How to Use This Calculator
- Choose continuous wave or pulsed operation.
- Enter laser power, beam diameter, and absorptivity.
- Add exposure time. For pulsed mode, add pulse duration and repetition rate.
- Enter material density, specific heat, conductivity, thickness, and absorption depth.
- Set initial temperature, ambient temperature, emissivity, and convection coefficient.
- Add the material melting point and optional efficiency factor.
- Click the calculate button and review peak temperature, fluence, losses, and safety margin.
- Use the CSV or PDF button to save the output.
Laser Temperature Calculator Guide
Why this engineering tool matters
A laser temperature calculator helps engineers estimate thermal load before testing. It converts beam settings into a practical temperature rise estimate. This saves time during process planning. It also helps reduce scrap, warping, discoloration, and melting risk.
What the calculator evaluates
This tool combines laser power, beam size, exposure time, and material properties. It estimates absorbed power first. Then it calculates absorbed energy.
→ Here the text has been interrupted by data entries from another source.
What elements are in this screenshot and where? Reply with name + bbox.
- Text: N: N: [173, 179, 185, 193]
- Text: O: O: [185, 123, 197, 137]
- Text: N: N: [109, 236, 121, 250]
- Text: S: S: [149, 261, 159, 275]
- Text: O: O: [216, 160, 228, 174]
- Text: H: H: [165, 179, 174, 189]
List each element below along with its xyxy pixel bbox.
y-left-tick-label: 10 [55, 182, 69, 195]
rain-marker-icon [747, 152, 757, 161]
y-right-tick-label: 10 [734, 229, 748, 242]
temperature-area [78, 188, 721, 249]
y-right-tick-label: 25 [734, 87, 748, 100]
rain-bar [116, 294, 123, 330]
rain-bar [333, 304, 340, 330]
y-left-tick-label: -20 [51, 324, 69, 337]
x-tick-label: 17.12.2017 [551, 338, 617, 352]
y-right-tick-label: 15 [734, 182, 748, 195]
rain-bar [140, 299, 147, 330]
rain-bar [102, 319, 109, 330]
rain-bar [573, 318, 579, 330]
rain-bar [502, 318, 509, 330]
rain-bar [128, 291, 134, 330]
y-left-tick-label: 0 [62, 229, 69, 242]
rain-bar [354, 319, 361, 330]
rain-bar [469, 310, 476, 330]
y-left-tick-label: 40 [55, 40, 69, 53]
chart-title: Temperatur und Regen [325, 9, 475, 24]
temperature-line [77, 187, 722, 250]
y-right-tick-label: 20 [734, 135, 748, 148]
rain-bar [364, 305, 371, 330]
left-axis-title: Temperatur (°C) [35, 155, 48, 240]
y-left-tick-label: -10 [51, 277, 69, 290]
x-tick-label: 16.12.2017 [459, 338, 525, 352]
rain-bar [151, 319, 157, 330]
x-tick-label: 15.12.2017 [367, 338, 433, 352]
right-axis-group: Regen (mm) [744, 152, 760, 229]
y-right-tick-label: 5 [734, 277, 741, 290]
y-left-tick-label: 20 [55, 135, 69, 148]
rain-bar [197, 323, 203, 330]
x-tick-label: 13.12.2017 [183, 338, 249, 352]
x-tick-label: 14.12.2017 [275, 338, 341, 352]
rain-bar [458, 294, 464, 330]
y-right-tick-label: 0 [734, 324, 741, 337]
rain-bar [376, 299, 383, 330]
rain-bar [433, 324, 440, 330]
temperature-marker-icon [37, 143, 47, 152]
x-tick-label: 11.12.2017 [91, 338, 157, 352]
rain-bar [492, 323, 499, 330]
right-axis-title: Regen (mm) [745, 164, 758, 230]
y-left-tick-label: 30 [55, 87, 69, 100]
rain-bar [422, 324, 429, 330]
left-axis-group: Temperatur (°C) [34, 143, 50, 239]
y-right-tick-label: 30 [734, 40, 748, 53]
After that, it applies a heated depth model based on absorption and thermal diffusion. The result is an estimated heated mass and a predicted temperature increase.
The calculator also includes thermal loss terms. Convection reduces stored energy at the surface. Radiation removes heat as temperature climbs. These effects matter when exposure times are longer or when the temperature gets high. The final result gives a more realistic engineering screening value than a simple energy-only equation.
Inputs that strongly change the result
Absorptivity is critical. A reflective surface absorbs less energy. A dark or coated surface absorbs more. Beam diameter is also important. A smaller spot concentrates energy and raises irradiance. Exposure time changes total absorbed energy. Thermal conductivity and specific heat change how fast heat spreads and how much energy the material can store.
Pulsed lasers add another layer. Pulse duration and repetition rate affect peak pulse power and pulse energy. These values help compare delicate marking work with aggressive heating or cutting conditions. The peak pulse power is especially useful for understanding local thermal spikes.
Best use in design work
Use this calculator for early design checks, setup comparison, and process tuning. It works well for screening materials, reviewing safety margin to melting point, and checking whether a planned beam setting looks reasonable. For final production approval, validate the result with measured absorptivity, real cooling conditions, and instrumented test samples.
FAQs
1. What does this calculator estimate?
It estimates absorbed energy, heated depth, thermal losses, temperature rise, and peak surface temperature. It also shows fluence, irradiance, and melting-point margin.
2. Is this tool valid for every laser process?
No. It is a first-pass engineering estimate. Real processes may need measured absorption data, transient modeling, beam profile analysis, and lab validation.
3. Why does absorptivity matter so much?
Absorptivity controls how much incident power becomes heat. A small change can strongly alter absorbed energy and predicted temperature rise.
4. Can I use it for pulsed and continuous lasers?
Yes. The calculator supports both modes. Pulsed mode also reports pulse count, pulse energy, and peak pulse power.
5. Why include emissivity and convection?
They account for heat loss. Radiation grows quickly at high temperature. Convection matters when exposure time increases or cooling airflow is present.
6. What is fluence in this tool?
Fluence is absorbed energy per unit area. It is shown in joules per square centimeter. It helps compare heating intensity across beam sizes.
7. Can this replace thermal simulation software?
No. It is useful for screening and quick design checks. Detailed parts still benefit from finite element analysis and real test data.
8. What should I do if the melting margin is negative?
Reduce power, increase beam diameter, shorten exposure time, improve cooling, or choose a material or coating with better thermal resistance.